I am very sorry but apparently Ebay and Paypal has screwed up my emailing address. Unfortunately you sent payment to the wrong email address which has no bank account attached to it. To complete this transaction so that I can ship your ULTRA ram to you, please cancel your payment of $53.50 and I will then send a money request to you directly from Paypal from my correct email: jch_XXXXXX@comcast.net
I’m very sorry to inconvenience you over this mistake and I apologise.

The person I paid was jch_XXXXXX@adelphia.net. So I filed a dispute with eBay and PayPal, then I got this message:

I am sorry and disappointed to see that you have opened an Ebay dispute over this mistake of mine. I wrote to you immediately when I discovered the problem and I was only seeking to find a solution to an Ebay/Paypal glitch, not prevent you from having your Ultra Ram, which will ship within 3 business days of your PayPal notice as listed in the auction.
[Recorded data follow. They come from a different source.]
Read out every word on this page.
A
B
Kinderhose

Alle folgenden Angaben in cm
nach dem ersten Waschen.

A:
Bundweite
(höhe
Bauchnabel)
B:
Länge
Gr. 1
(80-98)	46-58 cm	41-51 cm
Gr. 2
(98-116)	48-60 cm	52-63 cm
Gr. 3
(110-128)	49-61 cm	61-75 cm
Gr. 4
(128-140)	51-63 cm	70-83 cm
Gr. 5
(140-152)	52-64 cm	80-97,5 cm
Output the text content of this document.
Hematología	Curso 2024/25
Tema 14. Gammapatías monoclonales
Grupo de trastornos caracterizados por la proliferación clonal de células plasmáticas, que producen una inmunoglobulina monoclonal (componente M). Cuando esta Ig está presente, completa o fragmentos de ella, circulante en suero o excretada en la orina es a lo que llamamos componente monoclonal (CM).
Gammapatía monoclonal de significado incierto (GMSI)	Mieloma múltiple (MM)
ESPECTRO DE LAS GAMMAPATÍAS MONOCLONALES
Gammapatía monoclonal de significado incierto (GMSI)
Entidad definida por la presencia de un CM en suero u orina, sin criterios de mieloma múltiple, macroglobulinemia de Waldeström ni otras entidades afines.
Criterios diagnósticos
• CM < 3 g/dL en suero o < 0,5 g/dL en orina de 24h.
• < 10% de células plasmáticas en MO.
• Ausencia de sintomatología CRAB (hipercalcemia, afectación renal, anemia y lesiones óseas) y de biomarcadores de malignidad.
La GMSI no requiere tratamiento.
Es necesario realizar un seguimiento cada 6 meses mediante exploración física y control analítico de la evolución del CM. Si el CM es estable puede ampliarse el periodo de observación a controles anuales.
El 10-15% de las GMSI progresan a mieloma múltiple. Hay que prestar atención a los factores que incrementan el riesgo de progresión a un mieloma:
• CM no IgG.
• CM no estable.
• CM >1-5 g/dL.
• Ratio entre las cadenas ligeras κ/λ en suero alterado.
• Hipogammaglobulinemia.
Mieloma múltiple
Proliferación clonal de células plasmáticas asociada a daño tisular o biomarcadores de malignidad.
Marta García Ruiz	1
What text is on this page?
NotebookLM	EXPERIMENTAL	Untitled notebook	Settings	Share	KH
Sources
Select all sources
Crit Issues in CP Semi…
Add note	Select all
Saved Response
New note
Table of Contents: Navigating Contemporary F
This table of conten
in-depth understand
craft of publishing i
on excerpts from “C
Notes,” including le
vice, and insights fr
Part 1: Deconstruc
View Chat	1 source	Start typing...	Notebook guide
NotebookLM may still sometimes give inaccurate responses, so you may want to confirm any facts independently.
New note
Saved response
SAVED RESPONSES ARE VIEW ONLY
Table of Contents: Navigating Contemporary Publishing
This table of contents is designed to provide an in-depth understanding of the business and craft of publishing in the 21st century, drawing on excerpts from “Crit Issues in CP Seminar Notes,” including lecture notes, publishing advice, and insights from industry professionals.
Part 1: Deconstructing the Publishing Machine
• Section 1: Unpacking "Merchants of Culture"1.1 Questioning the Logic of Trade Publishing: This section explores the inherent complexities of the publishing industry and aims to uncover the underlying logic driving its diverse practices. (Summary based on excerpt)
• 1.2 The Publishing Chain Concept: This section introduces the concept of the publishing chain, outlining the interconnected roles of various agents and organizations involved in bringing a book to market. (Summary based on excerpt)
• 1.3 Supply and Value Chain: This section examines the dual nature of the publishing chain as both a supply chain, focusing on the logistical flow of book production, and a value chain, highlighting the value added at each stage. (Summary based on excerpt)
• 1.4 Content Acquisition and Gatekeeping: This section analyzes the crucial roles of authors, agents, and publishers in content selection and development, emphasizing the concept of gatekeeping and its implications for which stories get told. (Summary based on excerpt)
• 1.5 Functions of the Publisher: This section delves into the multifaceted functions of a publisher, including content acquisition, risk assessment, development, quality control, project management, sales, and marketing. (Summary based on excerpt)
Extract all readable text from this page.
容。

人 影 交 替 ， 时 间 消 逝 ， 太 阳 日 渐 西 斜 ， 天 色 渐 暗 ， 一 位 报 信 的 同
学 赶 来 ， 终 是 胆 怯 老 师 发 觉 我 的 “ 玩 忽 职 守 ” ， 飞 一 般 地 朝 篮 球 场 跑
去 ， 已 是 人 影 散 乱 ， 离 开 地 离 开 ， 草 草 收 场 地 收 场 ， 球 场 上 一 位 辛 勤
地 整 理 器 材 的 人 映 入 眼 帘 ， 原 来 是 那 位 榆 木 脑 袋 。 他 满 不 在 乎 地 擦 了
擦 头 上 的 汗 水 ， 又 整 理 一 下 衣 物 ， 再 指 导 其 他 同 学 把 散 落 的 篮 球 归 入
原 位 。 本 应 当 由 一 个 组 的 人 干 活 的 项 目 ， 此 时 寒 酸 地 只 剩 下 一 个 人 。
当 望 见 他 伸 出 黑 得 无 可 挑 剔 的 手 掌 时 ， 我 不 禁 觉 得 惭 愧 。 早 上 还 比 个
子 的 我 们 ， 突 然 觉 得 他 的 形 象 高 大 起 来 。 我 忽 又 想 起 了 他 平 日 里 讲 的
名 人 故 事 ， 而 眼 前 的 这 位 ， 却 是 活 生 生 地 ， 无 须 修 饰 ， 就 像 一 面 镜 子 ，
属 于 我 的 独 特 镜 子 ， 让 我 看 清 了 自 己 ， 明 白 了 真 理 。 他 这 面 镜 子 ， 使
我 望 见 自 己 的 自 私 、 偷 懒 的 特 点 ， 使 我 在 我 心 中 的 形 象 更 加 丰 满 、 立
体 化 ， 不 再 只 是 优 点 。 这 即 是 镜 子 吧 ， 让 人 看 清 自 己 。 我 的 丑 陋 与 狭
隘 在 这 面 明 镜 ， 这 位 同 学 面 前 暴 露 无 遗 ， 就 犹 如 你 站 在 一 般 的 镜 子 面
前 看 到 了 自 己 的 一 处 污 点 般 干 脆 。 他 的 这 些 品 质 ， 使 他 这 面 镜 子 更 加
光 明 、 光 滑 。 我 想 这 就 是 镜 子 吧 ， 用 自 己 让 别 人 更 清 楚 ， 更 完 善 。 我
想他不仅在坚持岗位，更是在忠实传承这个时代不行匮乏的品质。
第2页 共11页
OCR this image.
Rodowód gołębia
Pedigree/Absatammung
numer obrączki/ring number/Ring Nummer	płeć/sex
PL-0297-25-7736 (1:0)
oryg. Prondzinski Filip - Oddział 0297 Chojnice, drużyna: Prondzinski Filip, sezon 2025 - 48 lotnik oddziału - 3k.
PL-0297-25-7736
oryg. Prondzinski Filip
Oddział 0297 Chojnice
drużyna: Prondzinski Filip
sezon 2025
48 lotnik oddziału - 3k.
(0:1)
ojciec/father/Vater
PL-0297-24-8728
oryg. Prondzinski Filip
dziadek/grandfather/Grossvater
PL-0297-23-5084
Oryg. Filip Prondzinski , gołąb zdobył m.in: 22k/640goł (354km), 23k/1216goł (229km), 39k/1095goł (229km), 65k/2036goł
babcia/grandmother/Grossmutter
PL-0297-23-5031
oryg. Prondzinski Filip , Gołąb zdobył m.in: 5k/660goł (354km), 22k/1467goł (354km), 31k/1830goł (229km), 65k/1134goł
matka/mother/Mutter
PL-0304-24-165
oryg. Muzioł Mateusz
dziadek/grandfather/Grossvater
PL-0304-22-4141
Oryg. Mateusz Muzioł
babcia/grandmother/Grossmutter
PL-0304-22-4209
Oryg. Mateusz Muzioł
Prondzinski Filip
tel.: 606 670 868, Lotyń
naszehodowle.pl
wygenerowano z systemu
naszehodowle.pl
I honor my sales as you can tell from my Ebay rating numbers.
I will resolve the financial issue from my end and as promised, you will have the Ultra ram you paid for.

I told him I didn’t know what else to do besides dispute it since the transaction said “Completed” in PayPal. Then I get this message:

I understand diesaluv. As I said before, I’m sorry to have this issue come up and I was only seeking to fix a messy situation, not scam you.
Once again, I will resolve the issues I’m having with with Ebay & PayPal on my end. You will get your RAM as sold; carefully wrapped, and shipped promptly.
However, I would be grateful if you would kindly terminate your Paypal dispute.

Now this is when I realized it is most likely a scam, not that I didn’t before. So I replied with “If you have logged in PayPal and know about the dispute, why can’t you just take the money from the account? ” God, I hate shady people. I believe that this person hijacked a reputable seller’s account and set this crap up. It seems like a lot of trouble to go through just to scam fifty bucks though. His other items for sale are all under $10 too. I’m confused.